张东狮身边的一个绿衣村妇突然“啊”的一声尖叫起来,指着张东狮的脸,结结巴巴道:“张嫂子,你的脸......你的脸......”

“我的脸怎么了?”张东狮不以为然。

“你的脸黑的跟挖煤的似的。”绿衣村妇说。

周围的村民也发现了,慌忙退开,离她远远的。

“是五叔公和狗娃子回来了。”村民们纷纷说道,看向梨缺缺的目光都带着丝丝畏惧。

阴阳眼果然名不虚传,大白天都能看见鬼。

“胡说。”张东狮就这一旁没泼完的一桶尿照了一照,顿时吓的头发都竖起来了。

果然是黑的,脸颊额头都黑的跟锅底似的,她自己居然毫无知觉,从头到尾都没有任何人有触碰到她,可是脸却黑成这样。

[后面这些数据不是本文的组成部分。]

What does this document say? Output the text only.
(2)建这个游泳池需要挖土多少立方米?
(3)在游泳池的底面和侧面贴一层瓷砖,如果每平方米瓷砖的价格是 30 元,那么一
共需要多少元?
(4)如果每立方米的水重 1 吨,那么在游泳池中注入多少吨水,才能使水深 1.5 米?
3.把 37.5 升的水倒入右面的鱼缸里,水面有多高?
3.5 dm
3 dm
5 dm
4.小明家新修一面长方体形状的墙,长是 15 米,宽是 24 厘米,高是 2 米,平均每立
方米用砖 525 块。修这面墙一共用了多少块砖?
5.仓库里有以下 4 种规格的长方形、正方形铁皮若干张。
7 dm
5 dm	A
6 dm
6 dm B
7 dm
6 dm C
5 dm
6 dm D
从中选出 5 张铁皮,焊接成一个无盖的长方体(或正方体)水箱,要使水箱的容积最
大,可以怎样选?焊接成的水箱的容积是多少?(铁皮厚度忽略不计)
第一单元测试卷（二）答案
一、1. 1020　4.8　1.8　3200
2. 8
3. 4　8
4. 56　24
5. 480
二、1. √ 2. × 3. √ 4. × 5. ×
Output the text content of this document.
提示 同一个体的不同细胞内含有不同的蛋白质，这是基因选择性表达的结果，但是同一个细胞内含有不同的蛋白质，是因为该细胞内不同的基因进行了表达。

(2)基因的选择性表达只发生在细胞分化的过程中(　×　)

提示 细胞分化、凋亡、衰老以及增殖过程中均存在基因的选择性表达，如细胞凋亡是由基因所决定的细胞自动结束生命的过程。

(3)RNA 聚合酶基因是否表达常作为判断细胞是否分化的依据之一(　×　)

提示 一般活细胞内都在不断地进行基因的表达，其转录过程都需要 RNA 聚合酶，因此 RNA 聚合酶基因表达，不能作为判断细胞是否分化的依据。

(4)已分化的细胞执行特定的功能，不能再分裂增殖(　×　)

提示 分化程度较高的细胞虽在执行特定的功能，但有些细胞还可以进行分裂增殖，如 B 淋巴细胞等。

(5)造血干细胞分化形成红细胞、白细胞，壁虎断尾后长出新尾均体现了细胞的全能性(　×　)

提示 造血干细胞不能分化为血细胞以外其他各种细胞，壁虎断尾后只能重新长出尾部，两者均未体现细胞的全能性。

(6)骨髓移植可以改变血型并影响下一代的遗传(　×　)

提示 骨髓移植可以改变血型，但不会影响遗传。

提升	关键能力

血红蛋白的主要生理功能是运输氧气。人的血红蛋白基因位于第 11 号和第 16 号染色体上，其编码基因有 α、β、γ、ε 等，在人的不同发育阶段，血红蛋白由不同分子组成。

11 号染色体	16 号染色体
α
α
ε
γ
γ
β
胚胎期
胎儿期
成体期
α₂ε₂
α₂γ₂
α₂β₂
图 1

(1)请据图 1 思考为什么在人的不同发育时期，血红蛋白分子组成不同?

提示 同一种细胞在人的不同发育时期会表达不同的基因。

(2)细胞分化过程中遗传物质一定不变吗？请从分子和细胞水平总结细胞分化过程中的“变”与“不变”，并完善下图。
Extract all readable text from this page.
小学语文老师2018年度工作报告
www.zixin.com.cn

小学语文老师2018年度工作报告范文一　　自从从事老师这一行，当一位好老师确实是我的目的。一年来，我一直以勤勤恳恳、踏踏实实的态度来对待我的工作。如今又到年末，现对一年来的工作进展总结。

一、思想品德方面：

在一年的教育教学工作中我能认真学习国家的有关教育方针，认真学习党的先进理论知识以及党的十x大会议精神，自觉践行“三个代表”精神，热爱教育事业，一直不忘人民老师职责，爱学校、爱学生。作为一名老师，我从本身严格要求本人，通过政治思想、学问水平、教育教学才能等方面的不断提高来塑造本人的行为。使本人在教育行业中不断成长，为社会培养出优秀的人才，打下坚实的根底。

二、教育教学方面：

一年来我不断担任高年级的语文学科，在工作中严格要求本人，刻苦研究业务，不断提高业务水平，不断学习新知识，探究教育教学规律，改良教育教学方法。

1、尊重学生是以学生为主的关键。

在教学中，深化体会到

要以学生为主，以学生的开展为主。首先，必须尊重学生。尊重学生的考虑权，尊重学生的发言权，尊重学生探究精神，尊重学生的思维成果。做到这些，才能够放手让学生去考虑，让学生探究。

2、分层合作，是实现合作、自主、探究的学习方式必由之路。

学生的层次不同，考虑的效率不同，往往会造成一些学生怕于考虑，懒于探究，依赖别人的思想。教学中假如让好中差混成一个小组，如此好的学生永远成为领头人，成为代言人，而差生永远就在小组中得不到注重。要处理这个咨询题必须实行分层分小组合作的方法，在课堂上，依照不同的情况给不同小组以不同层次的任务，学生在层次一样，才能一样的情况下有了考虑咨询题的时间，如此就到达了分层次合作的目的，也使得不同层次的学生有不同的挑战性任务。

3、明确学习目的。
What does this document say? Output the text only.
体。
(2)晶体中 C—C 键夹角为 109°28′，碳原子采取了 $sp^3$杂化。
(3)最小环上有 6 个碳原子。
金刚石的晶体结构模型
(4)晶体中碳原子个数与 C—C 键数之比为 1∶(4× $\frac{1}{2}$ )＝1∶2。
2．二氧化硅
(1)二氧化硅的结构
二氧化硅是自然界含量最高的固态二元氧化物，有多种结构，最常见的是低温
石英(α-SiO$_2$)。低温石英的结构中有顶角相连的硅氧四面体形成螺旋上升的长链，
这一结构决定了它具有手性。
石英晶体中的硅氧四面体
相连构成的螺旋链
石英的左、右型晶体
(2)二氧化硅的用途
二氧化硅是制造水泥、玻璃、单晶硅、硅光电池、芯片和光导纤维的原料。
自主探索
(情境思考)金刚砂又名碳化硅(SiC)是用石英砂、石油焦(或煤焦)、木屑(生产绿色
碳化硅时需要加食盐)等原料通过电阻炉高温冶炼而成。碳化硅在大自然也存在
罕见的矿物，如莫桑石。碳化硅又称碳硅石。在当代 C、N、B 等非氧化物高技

梨缺缺冷笑道:“小胖娘,你确实该好好撒泡尿照照自己,是不是因为胡说八道冤枉我和我娘,才遭这报应的。”她目光冷冷扫向围观的村民,一字一顿的说,“你们也一样。”

村民们战战兢兢,纷纷抱头鼠窜,张东狮吓的捂着脸慌忙回到自己家,打了盆水找了块胰子拿了把刷子使劲刷脸。

墨小染和梨缺缺击掌相庆,手上的锅底灰沾到梨缺缺手上又蹭到她脸上,粉嫩的小姑娘顿时成了一只花猫。

墨小染捂着肚子笑成一团,穿越后遗症造成的隐形状态还是蛮好玩的。

一个拄着拐杖的老婆婆远远的看着这一幕,她一身黑色大袍,头发花白,双目深深的凹陷下去,目光却炯炯有神,鹰钩鼻子矗立在沟壑纵横的脸上特别突出。她静静的站在一个土坡上,将梨缺缺家发生的一切尽收眼底,半晌才慢悠悠的往村东头走。